Summary: How do we maintain a servant’s heart when those we serve are often unappreciative or critical?
This morning I’d like to talk about an activity which is part of our daily lives, one which occupies much of our time. It applies to us in our roles as parents, as husbands and wives, as friends, and as church members. It involves our occupations, whether we are employees, or homemakers, or business owners. The activity I’m talking about is serving others. Now, when you hear sermons on servanthood, it’s usually presented as something pertaining specifically to the church, something which should characterize our relationships with one another as followers of Christ. And that’s true. As believers, we are part of a body, a community. And we are called to serve one another, following the example of Christ. The most dramatic example of this occurs in the gospel of Matthew, where the Lord humbled himself and washed the feet of his disciples. Afterward, he told them this:
"Now that I, your Lord and Teacher, have washed your feet, you also should wash one another’s feet. I have set you an example that you should do as I have done for you." -- Matthew 13:14-15 (quickview)
Later, Christ again emphasized the importance of mutual servanthood among his people:
"Jesus called them together and said, ’You know that the rulers of the Gentiles lord it over them, and their high officials exercise authority over them. Not so with you.
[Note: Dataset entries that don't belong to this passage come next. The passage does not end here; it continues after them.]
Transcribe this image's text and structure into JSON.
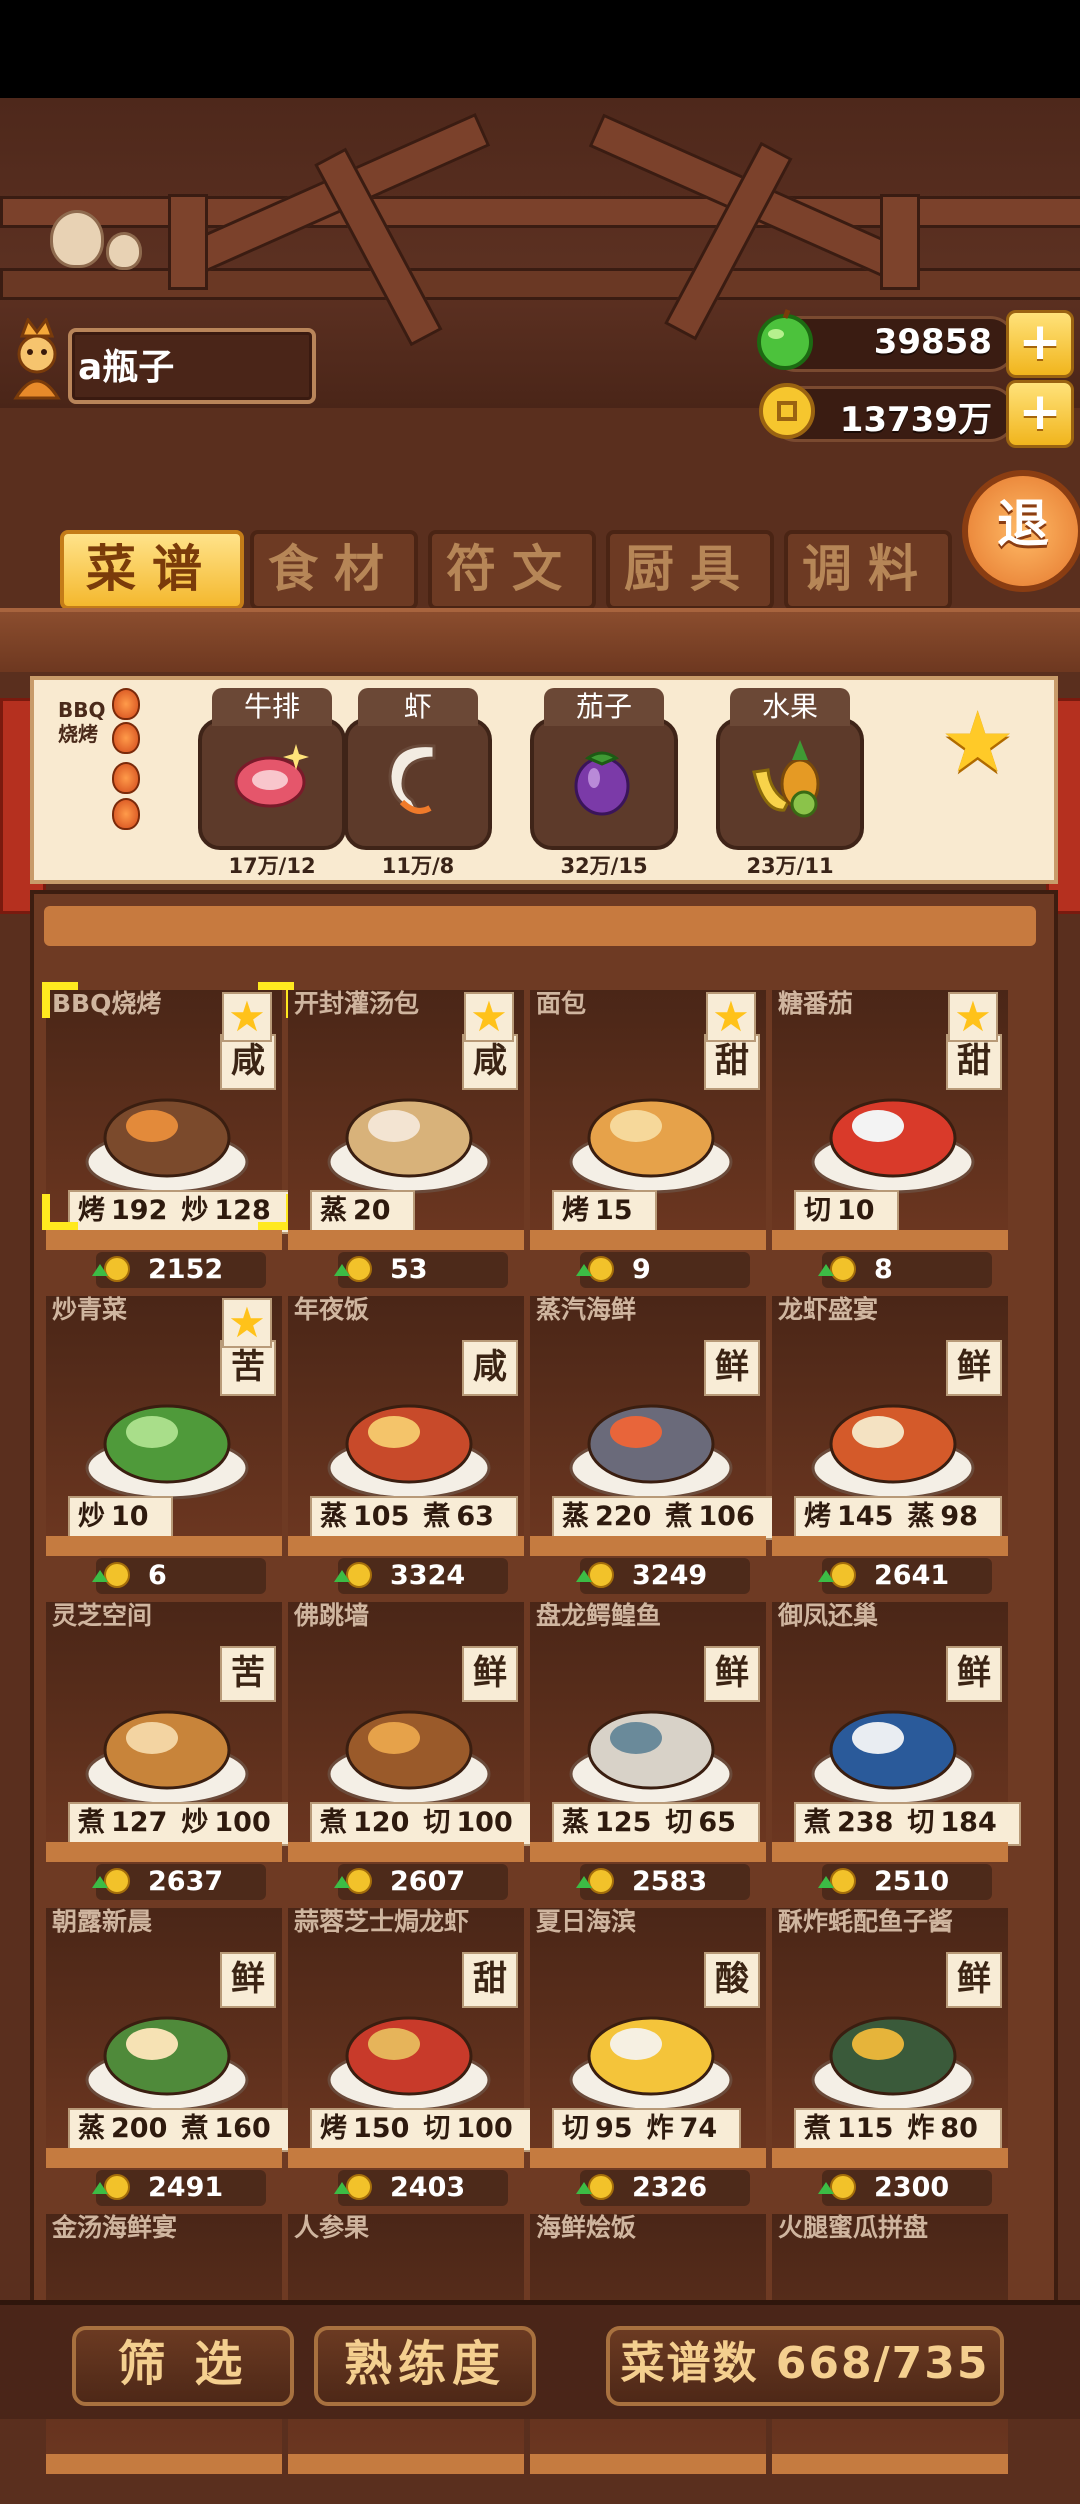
{
  "player": {
    "name": "a瓶子"
  },
  "currencies": {
    "gems": "39858",
    "coins": "13739万"
  },
  "exit_label": "退",
  "tabs": [
    {
      "label": "菜谱",
      "active": true
    },
    {
      "label": "食材",
      "active": false
    },
    {
      "label": "符文",
      "active": false
    },
    {
      "label": "厨具",
      "active": false
    },
    {
      "label": "调料",
      "active": false
    }
  ],
  "ingredient_panel": {
    "title_line1": "BBQ",
    "title_line2": "烧烤",
    "items": [
      {
        "name": "牛排",
        "count": "17万/12",
        "icon": "steak-icon"
      },
      {
        "name": "虾",
        "count": "11万/8",
        "icon": "shrimp-icon"
      },
      {
        "name": "茄子",
        "count": "32万/15",
        "icon": "eggplant-icon"
      },
      {
        "name": "水果",
        "count": "23万/11",
        "icon": "fruit-icon"
      }
    ]
  },
  "recipes": [
    {
      "name": "BBQ烧烤",
      "taste": "咸",
      "star": true,
      "skills": [
        [
          "烤",
          "192"
        ],
        [
          "炒",
          "128"
        ]
      ],
      "price": "2152",
      "selected": true
    },
    {
      "name": "开封灌汤包",
      "taste": "咸",
      "star": true,
      "skills": [
        [
          "蒸",
          "20"
        ]
      ],
      "price": "53"
    },
    {
      "name": "面包",
      "taste": "甜",
      "star": true,
      "skills": [
        [
          "烤",
          "15"
        ]
      ],
      "price": "9"
    },
    {
      "name": "糖番茄",
      "taste": "甜",
      "star": true,
      "skills": [
        [
          "切",
          "10"
        ]
      ],
      "price": "8"
    },
    {
      "name": "炒青菜",
      "taste": "苦",
      "star": true,
      "skills": [
        [
          "炒",
          "10"
        ]
      ],
      "price": "6"
    },
    {
      "name": "年夜饭",
      "taste": "咸",
      "star": false,
      "skills": [
        [
          "蒸",
          "105"
        ],
        [
          "煮",
          "63"
        ]
      ],
      "price": "3324"
    },
    {
      "name": "蒸汽海鲜",
      "taste": "鲜",
      "star": false,
      "skills": [
        [
          "蒸",
          "220"
        ],
        [
          "煮",
          "106"
        ]
      ],
      "price": "3249"
    },
    {
      "name": "龙虾盛宴",
      "taste": "鲜",
      "star": false,
      "skills": [
        [
          "烤",
          "145"
        ],
        [
          "蒸",
          "98"
        ]
      ],
      "price": "2641"
    },
    {
      "name": "灵芝空间",
      "taste": "苦",
      "star": false,
      "skills": [
        [
          "煮",
          "127"
        ],
        [
          "炒",
          "100"
        ]
      ],
      "price": "2637"
    },
    {
      "name": "佛跳墙",
      "taste": "鲜",
      "star": false,
      "skills": [
        [
          "煮",
          "120"
        ],
        [
          "切",
          "100"
        ]
      ],
      "price": "2607"
    },
    {
      "name": "盘龙鳄鳇鱼",
      "taste": "鲜",
      "star": false,
      "skills": [
        [
          "蒸",
          "125"
        ],
        [
          "切",
          "65"
        ]
      ],
      "price": "2583"
    },
    {
      "name": "御凤还巢",
      "taste": "鲜",
      "star": false,
      "skills": [
        [
          "煮",
          "238"
        ],
        [
          "切",
          "184"
        ]
      ],
      "price": "2510"
    },
    {
      "name": "朝露新晨",
      "taste": "鲜",
      "star": false,
      "skills": [
        [
          "蒸",
          "200"
        ],
        [
          "煮",
          "160"
        ]
      ],
      "price": "2491"
    },
    {
      "name": "蒜蓉芝士焗龙虾",
      "taste": "甜",
      "star": false,
      "skills": [
        [
          "烤",
          "150"
        ],
        [
          "切",
          "100"
        ]
      ],
      "price": "2403"
    },
    {
      "name": "夏日海滨",
      "taste": "酸",
      "star": false,
      "skills": [
        [
          "切",
          "95"
        ],
        [
          "炸",
          "74"
        ]
      ],
      "price": "2326"
    },
    {
      "name": "酥炸蚝配鱼子酱",
      "taste": "鲜",
      "star": false,
      "skills": [
        [
          "煮",
          "115"
        ],
        [
          "炸",
          "80"
        ]
      ],
      "price": "2300"
    },
    {
      "name": "金汤海鲜宴"
    },
    {
      "name": "人参果"
    },
    {
      "name": "海鲜烩饭"
    },
    {
      "name": "火腿蜜瓜拼盘"
    }
  ],
  "bottom": {
    "filter_label": "筛 选",
    "proficiency_label": "熟练度",
    "recipe_count": "菜谱数 668/735"
  },
  "colors": {
    "accent": "#f4b82e",
    "wood": "#5a2f1e",
    "card_tag": "#f8ecd6",
    "star": "#ffc21a"
  }
}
Instead, whoever wants to become great among you must be your servant, and whoever wants to be first must be your slave-- just as the Son of Man did not come to be served, but to serve, and to give his life as a ransom for many.’" -- Matthew 20:25-28 (quickview)
But when you think about it, most of us spend a large part of every day serving all kinds of people.
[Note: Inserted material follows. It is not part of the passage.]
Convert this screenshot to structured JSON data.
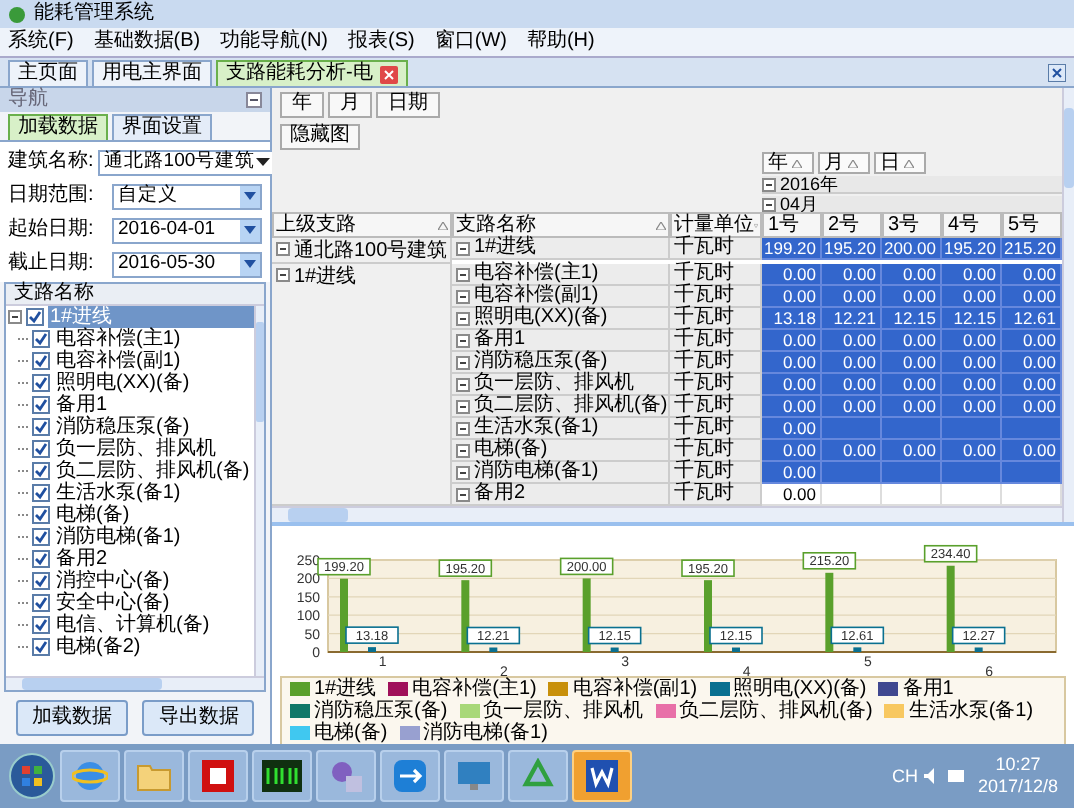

A mother preparing supper isn’t just cooking spaghetti; she’s serving her family. A father helping with homework is serving his children. Shoveling your neighbor’s driveway is serving. Helping someone in the church to paint their garage is serving. A doctor treating patients is serving them. Even occupations which involve little direct contact with people are really service occupations. I used to be a computer programmer for a company that sold medical systems to hospitals. And even though I wasn’t personally caring for sick people, I knew that my work was serving them, because the programs I wrote supported the doctors, and nurses, and hospital administrators who did treat them. And then there are the little things we do every day for other people, the courtesies and small favors. Holding the door for someone who’s carrying an armload of packages. Watching someone’s children for a couple of hours. I could go on giving examples, but you get the point. There is really very little of our time that doesn’t involve serving someone, somehow. Think about it for a moment. Think about your routine, the work you do, the people you encounter as you go through the week. Whom have you been serving, just as a regular part of your daily life? Isn’t most of your time taken up in doing things that benefit other people?
Why emphasize this point? Because usually, when the topic of serving is addressed, it’s in the form of a command. The minister is trying to convince people that serving is something we ought to do. And that’s certainly true. We need to be challenged. We need to be exhorted to serve as Christ did, by willingly making sacrifices, and suffering inconveniences, and relinquishing our rights. But we’ll have a deeper understanding of the issue if we recognize that we are already serving other people a great deal of the time, either directly or indirectly. And so, when we talk about servanthood, we’re not just dealing with one narrow slice of the Christian life. We’re talking about something that affects almost everything we do. Then the question becomes, not just whether we’re serving, but how, and why.